Probably this is being taken out of its proper context and therefore would appreciate if you could elaborate on the rationale here. Thank you.

RainerHeintzmann · April 6, 2021, 7:21pm

Indeed it so puzzling which is why I posted it.
The cosine example posted before shown the factor of 2.0 for the aliased frequency at Nyquist sampling due to aliasing. Naive thinking made me expect the same for the delta peak also containing such a frequency which is aliased.
Yet it is not seen.
Remember that this “one delta pulse” really is a series of periodic delta pulses that do contain the frequency that is aliased.

mzaffalon · January 24, 2022, 2:01pm

Why is zero padding and Fourier transform the same as sinc interpolation?

Padding with M zeros, the interpolated frequency component k'\in [0, N+M-1] is

Y_{k'} = \frac{1}{N}\sum_{n=0}^{N+M-1} y_ne^{-2\pi i\frac{k'}{N+M}n} = \frac{1}{N}\sum_{n=0}^{N-1} y_ne^{-2\pi i\frac{k'}{N+M}n}

Plugging the FT y_n = \sum_{k=0}^{N-1} Y_k e^{2\pi i \frac{kn}{N}} into the previous expression, I get

Y_{k'} = \frac{1}{N}\sum_{k=0}^{N-1} Y_k \sum_{n=0}^{N-1} e^{2\pi i\left(\frac{k}{N} - \frac{k'}{N+M}\right)n}

The summation over n gives (using \sum_{n=0}^{N-1} q^n = \frac{1-q^N}{1-q})

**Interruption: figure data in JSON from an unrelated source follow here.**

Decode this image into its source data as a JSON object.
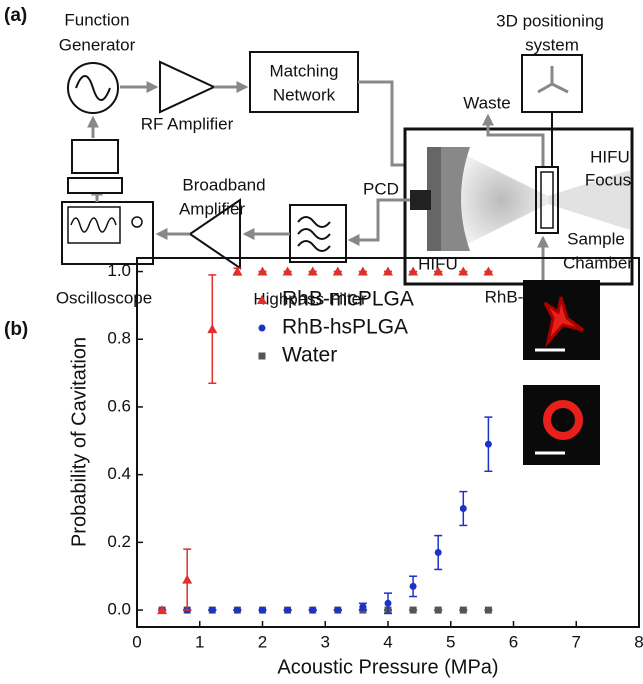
{
  "diagram": {
    "panel_label": "(a)",
    "function_generator": [
      "Function",
      "Generator"
    ],
    "rf_amplifier": "RF Amplifier",
    "matching_network": [
      "Matching",
      "Network"
    ],
    "positioning_system": [
      "3D positioning",
      "system"
    ],
    "waste": "Waste",
    "hifu_focus": [
      "HIFU",
      "Focus"
    ],
    "broadband_amplifier": [
      "Broadband",
      "Amplifier"
    ],
    "pcd": "PCD",
    "hifu": "HIFU",
    "sample_chamber": [
      "Sample",
      "Chamber"
    ],
    "oscilloscope": "Oscilloscope",
    "highpass_filter": "Highpass Filter",
    "input": "RhB-mcPLGA"
  },
  "chart_data": {
    "type": "scatter",
    "panel_label": "(b)",
    "x_label": "Acoustic Pressure (MPa)",
    "y_label": "Probability of Cavitation",
    "x": [
      0.4,
      0.8,
      1.2,
      1.6,
      2.0,
      2.4,
      2.8,
      3.2,
      3.6,
      4.0,
      4.4,
      4.8,
      5.2,
      5.6
    ],
    "series": [
      {
        "name": "RhB-mcPLGA",
        "color": "#e0302c",
        "marker": "triangle",
        "values": [
          0,
          0.09,
          0.83,
          1.0,
          1.0,
          1.0,
          1.0,
          1.0,
          1.0,
          1.0,
          1.0,
          1.0,
          1.0,
          1.0
        ],
        "errors": [
          0,
          0.09,
          0.16,
          0.01,
          0,
          0,
          0,
          0,
          0,
          0,
          0,
          0,
          0,
          0
        ]
      },
      {
        "name": "RhB-hsPLGA",
        "color": "#1c33c8",
        "marker": "circle",
        "values": [
          0,
          0,
          0,
          0,
          0,
          0,
          0,
          0,
          0.01,
          0.02,
          0.07,
          0.17,
          0.3,
          0.49
        ],
        "errors": [
          0,
          0,
          0,
          0,
          0,
          0,
          0,
          0,
          0.01,
          0.03,
          0.03,
          0.05,
          0.05,
          0.08
        ]
      },
      {
        "name": "Water",
        "color": "#555555",
        "marker": "square",
        "values": [
          0,
          0,
          0,
          0,
          0,
          0,
          0,
          0,
          0,
          0,
          0,
          0,
          0,
          0
        ],
        "errors": [
          0,
          0,
          0,
          0,
          0,
          0,
          0,
          0,
          0,
          0,
          0,
          0,
          0,
          0
        ]
      }
    ],
    "xlim": [
      0,
      8
    ],
    "ylim": [
      -0.05,
      1.04
    ],
    "xticks": [
      0,
      1,
      2,
      3,
      4,
      5,
      6,
      7,
      8
    ],
    "yticks": [
      {
        "value": 0,
        "label": "0.0"
      },
      {
        "value": 0.2,
        "label": "0.2"
      },
      {
        "value": 0.4,
        "label": "0.4"
      },
      {
        "value": 0.6,
        "label": "0.6"
      },
      {
        "value": 0.8,
        "label": "0.8"
      },
      {
        "value": 1.0,
        "label": "1.0"
      }
    ],
    "legend": "upper left"
  }
}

K(k,k')\equiv \frac{1- \exp\left(2\pi i\left(\frac{k}{N} - \frac{k'}{N+M}\right)N\right)}{1 - \exp\left(2\pi i\left(\frac{k}{N} - \frac{k'}{N+M}\right)\right)} = \frac{\sin\left(\pi \left(\frac{k}{N} - \frac{k'}{N+M}\right)N\right)}{\sin\left(\pi \left(\frac{k}{N} - \frac{k'}{N+M}\right)\right)}e^{\pi i\left(\frac{k}{N} - \frac{k'}{N+M}\right)(N-1)}

and

Y_{k'} = \frac{1}{N}\sum_{k=0}^{N-1} Y_k\cdot K(k,k')

Where is the sinc function?

mkitti · January 24, 2022, 5:38pm

Note that in this case we mean the periodic sinc function also referred to as the Dirichlet function or kernel.

https://math.stackexchange.com/questions/2306017/sinc-function-vs-dirichlet-kernel/2306055

mzaffalon · January 24, 2022, 9:20pm

Thank you for the pointer, but I still do not get it how this is related to the discrete Fourier transform. How is the Dirichlet function D_n(x) used in the discrete Fourier transform?

rafael.guerra · January 24, 2022, 9:37pm

You could probably post the simple case where M = N. Also, over the range of indices considered, k' = k, and so the formulas will simplify greatly and it will be easier to reason.

stevengj · January 24, 2022, 10:18pm

It comes from the DFT of a rectangular window. Zero-padding can be thought of as multiplying a longer signal (which you don’t have) by a square window (resulting in the data you have), and hence by the convolution theorem this takes the spectrum of the longer signal and convolves it with a Dirichlet kernel, which is a form of trigonometric interpolation.